Business urged to act on male mental health
A new report from a major mental health body has found that a failure to properly invest in controlling mental illness in young men is a significant drain on the economy.
The study by the Inspire Foundation has found mental illness in young men costs the Australian economy $3.3 billion a year.
It also found that suicide remains the leading cause of death for young men.
The report found the Federal Government bore around 31 per cent – or $1 billion a year – of the overall cost for mental illness in men aged 19-25 through payments for health care, welfare and unemployment benefits.
Australia loses more than nine million working days – or 9.5 days per person – each year because of the issue, and the cost to business was around $237 million a year due to extra leave taken, the report found.
Inspire Foundation chief executive Jonathan Nicholas says it is important that mental health is not only seen as an issue for the Government and community sectors.
“For the first time we are starting to understand that there are productivity opportunities and risks associated with the mental health of young men,” he said.
“The failure to act presents a serious threat to Australia’s future productivity and to the individual prosperity of young men affected by poor mental health.”
There are jokes about taking a mental health day but I think we also know that there is often a lot of truth in a lot of humour.
He has called for a greater focus on early intervention, and finding ways to keep young men in school or at work.
“The first part of it is we need to invest better and support people, and young people in particular, when their difficulties are in their early stages and therefore entirely managed and manageable,” he said.
“The second thing is that we need to better engage with young men while they’re in employment because what we found talking to young men about this study was that being in employment is actually incredibly health promoting anyway.
“So there’s a big role to play there in terms of keeping young men in education, keeping young men in employment and having better services that reach them early.”
Mental health stigma
The Mental Health Council of Australia says employers could help, by being more sensitive to their employee’s needs.
“There are jokes about taking a mental health day but I think we also know that there is often a lot of truth in a lot of humour,” its chief executive Frank Quinlan said.
“And I think there’s an increasing recognition that in workplaces that are stressful that people need to manage their mental health in much the same way as they do their physical health.
“There’s an increasing acceptance across the community of the right and the responsibility that people have to deal with mental illness, but I think that that’s largely characterised as something that somebody else should do.
“So I think if you asked most of the population, should people have time off to deal with mental stress and mental illness, there’d be an overwhelming yes.
“If you say to people, are you prepared to go to your boss and say that you need some time off; people are less likely to be so because they’re still likely to encounter stigma and issues.”
Federal Minister for Mental Health Mark Butler says he is particularly concerned about a lack of understanding about mental illness in some workplaces.
But he has pointed out that many are already taking steps to improve their understanding.
“Our workplace participation rate for people with a mental illness is comparatively low when we compare ourselves to those countries we usually compare ourselves to,” he said.
“So in addition to ramping up the ways in which young people – young men included – can access treatment quickly, we’re also focusing a lot on ways we can improve the culture in workplaces about dealing with mental illness.”

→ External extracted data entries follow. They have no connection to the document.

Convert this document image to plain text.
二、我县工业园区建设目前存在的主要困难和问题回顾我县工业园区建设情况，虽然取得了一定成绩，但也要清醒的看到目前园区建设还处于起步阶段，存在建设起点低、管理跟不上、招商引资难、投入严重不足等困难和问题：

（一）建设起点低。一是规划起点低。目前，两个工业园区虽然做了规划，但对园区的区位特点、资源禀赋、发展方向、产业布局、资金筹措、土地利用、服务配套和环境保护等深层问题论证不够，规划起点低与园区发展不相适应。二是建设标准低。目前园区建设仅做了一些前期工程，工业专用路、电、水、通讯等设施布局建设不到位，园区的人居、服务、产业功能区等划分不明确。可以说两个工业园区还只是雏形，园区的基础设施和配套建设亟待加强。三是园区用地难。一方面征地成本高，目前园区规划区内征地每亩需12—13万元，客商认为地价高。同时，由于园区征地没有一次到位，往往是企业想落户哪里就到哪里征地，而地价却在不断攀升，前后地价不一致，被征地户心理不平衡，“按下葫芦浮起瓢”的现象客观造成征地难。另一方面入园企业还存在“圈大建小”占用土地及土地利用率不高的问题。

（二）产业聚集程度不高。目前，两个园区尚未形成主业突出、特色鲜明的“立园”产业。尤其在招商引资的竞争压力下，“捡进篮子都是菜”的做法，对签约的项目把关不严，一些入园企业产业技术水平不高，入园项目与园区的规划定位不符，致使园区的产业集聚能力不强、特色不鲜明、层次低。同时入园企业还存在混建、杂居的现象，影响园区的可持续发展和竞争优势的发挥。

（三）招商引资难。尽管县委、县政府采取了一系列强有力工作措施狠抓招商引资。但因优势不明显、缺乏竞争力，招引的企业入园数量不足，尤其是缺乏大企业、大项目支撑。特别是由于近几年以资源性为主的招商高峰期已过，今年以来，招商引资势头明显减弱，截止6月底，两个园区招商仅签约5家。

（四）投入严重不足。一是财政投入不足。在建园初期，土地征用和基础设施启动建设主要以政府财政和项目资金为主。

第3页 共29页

The report calls for more action by government, business and the community to encourage young men to achieve higher levels of education, and improve business understanding of mental illness and support for employees.
It also urges further development of, and research into, prevention and early-intervention programs.
Mr Butler says the Government is working to improve access to treatment and information.
“What we’re also finding, if you talk to organisations like Beyond Blue, is there’s an incredible thirst out there on the part of senior managers and owners of business to understand better what they can do to deal with mental illness in their workplace,” Mr Butler said.